Almost half of FTSE100 companies have pegged executive rewards to their ESG objectives in a bid to address broader societal concerns, finds Andrew Holt.
There is no doubt that environmental, social or corporate governance (ESG) issues are the zeitgeist of our age. But the interesting thing is how investors are seeking to embrace all aspects of the E, the S, and G to be focused not only on the financial side of things but also non-financial ones.
Companies have clearly got the message on this in the white heat of the annual general meeting (AGM) season with many going on the front foot to address ESG issues to outmanoeuvre any potential investor revolts.
This is evident by the fact that almost half of FTSE100 companies have linked executive pay to their ESG objectives, in a strong part, because investors are demanding that companies adopt non-financial aims in the annual general meeting season.
Now just over a third have an ESG measure in their bonus plans, with an average weighting of 15% of this payout linked to these goals, according to a report from London Business School and PwC. About one in five FTSE100 members include such targets in their long-term incentive plans.
Interestingly, nearly half of ESG measures used in judging CEO pay are not deemed ‘material’ to shareholder value.
The favoured factor for determining bonuses was based on social goals such as diversity and employee engagement, while for long-term incentives it was the environment.
Shift in concerns
Providing further evidence of a real change in approach, the report also revealed that ESG targets were shifting from traditional areas such as employee engagement and risk towards newer and broader concerns around the environment, sustainability and diversity.
An issue expressed regularly in the pages of portfolio institutional and highlighted in the report is that investors are increasingly demanding that company management build in ESG targets to pay agreements, with companies’ behaviour towards such non-financial goals set to be a focus in this year’s AGMs, which are likely to be sparky affairs for those not ESG committed.
On this, there has been a move by many companies to hold investor days specifically dedicated to their ESG plans.
This trend unpicks some traditional metrics with a link to shareholder value which have been used as a commitment to ESG, these have been the likes of health and safety issues and employee engagement, which it seems are being supplemented with metrics that address broader societal concerns, such as the climate, inclusion and diversity.

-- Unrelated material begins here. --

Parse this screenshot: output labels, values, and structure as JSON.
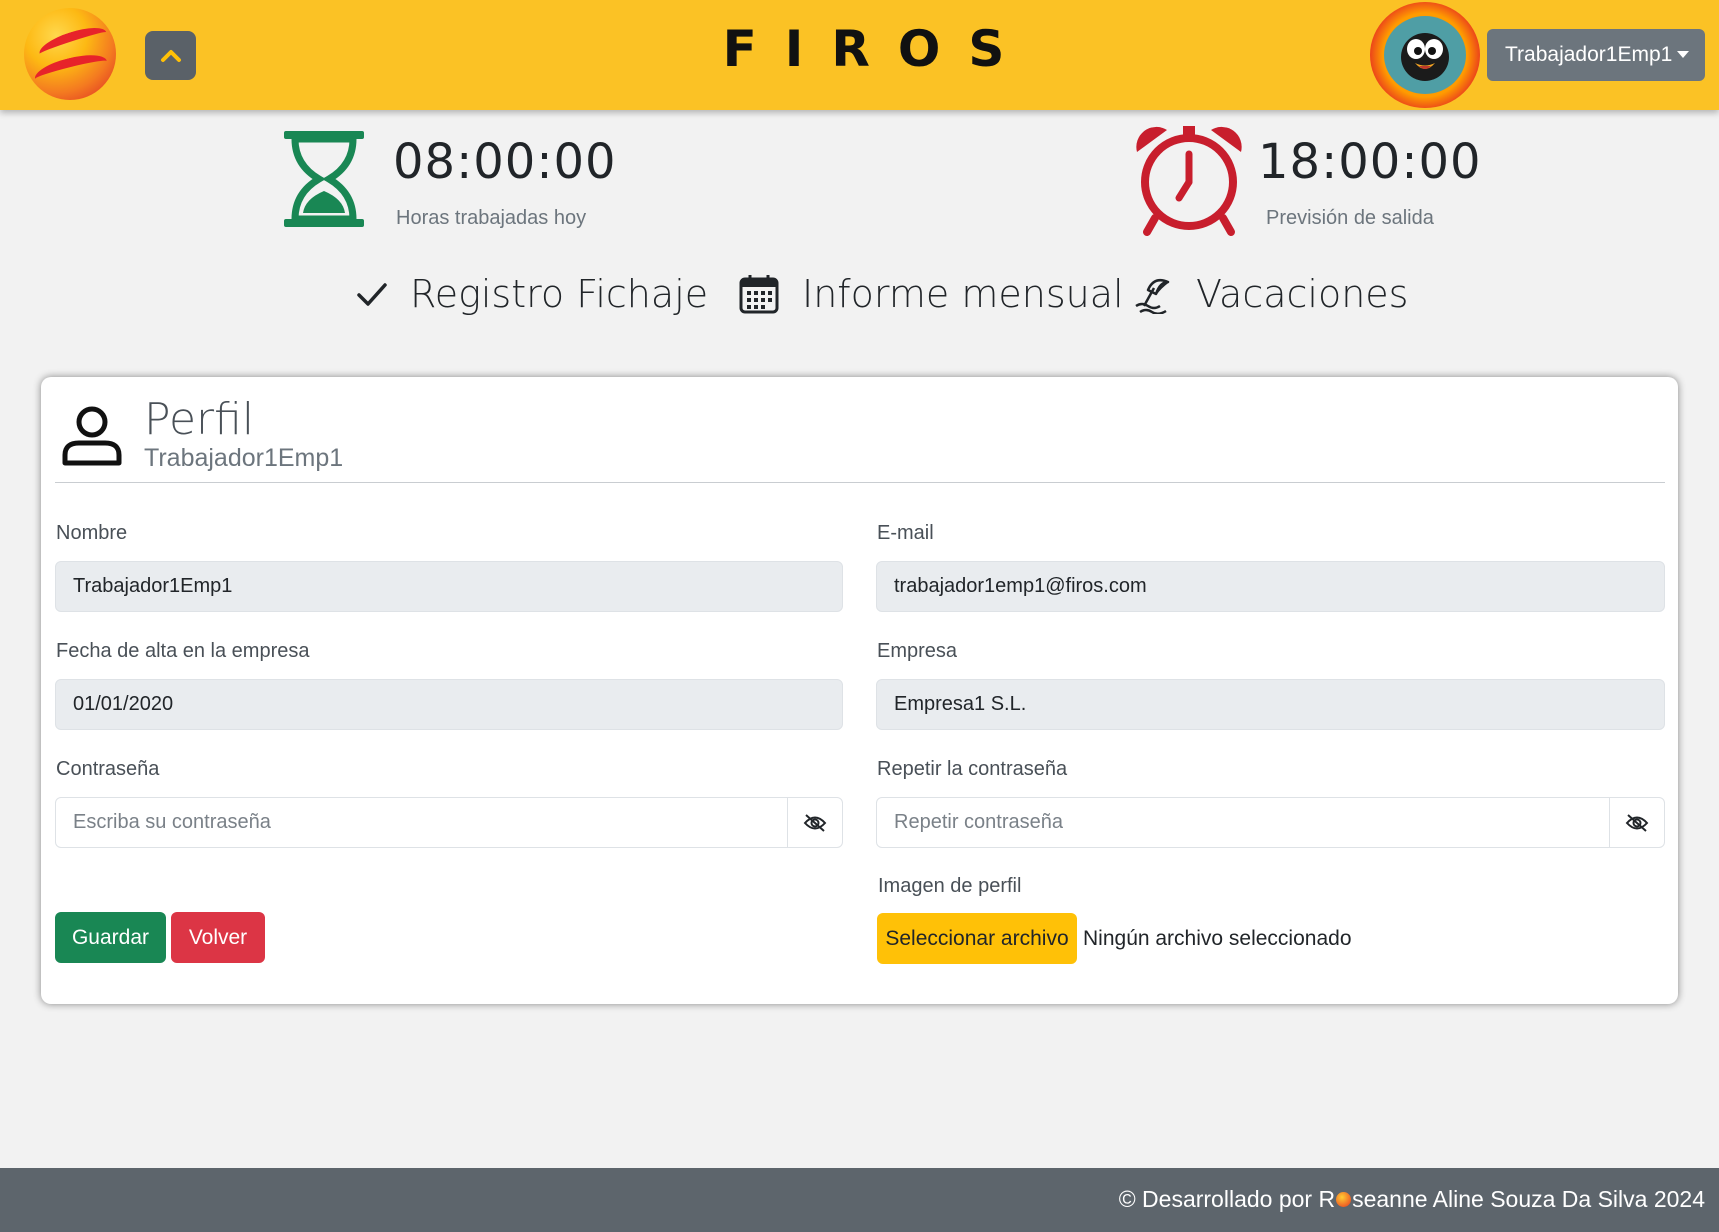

It is also consistent with boards taking a broader view of their responsibilities to stakeholders – which is a requirement under the UK Corporate Governance Code and the Companies Act.
The study also assessed the ESG targets used in pay against the Sustainability Accounting Standards Board (SASB) Materiality Map, which identifies the ESG factors that are material for each industry.
This framework has robust academic support, with research showing that companies that focus on its material dimensions reap the benefits of ESG in terms of enhanced shareholder returns. Around 55% of the measures used by FTSE100 companies were found to be material to the framework.
And though there is much momentum behind adoption of ESG targets in pay, the study strikes some important notes of caution.
It says the difficulty of translating ESG goals into targets in a holistic and reliable way leads to many potential unintended consequences.
Furthermore, ESG targets may undermine intrinsic motivation, and lead to companies focusing on only the ESG targets in the pay plan, at the expense of other important ESG issues.
The challenge here being that investors, in the main, want companies to be fully committed to non-material ESG issues but also want to see a good return on their investment.
An issue Tom Gosling, executive fellow at London Business School’s Centre for Corporate Governance, identifies. “It’s striking that nearly half of the ESG measures being used in pay aren’t deemed material to shareholders by the benchmark SASB framework. This may in part reflect SASB not being up to date with the latest ESG concerns,” he said.
And he added: “But it will be interesting to see how this plays out over time as most investors are making it clear they expect companies’ ESG activities to focus on the areas that contribute to long-term shareholder value. The increased focus on integrating ESG considerations into company strategy and operations is welcome. But this doesn’t mean we should automatically include ESG targets in pay.
“There are lots of practical difficulties, and scope for unintended consequences, in linking pay to ESG. And there’s a risk that more ESG targets simply results in more pay, due to the difficulty of knowing how stretching these targets are.”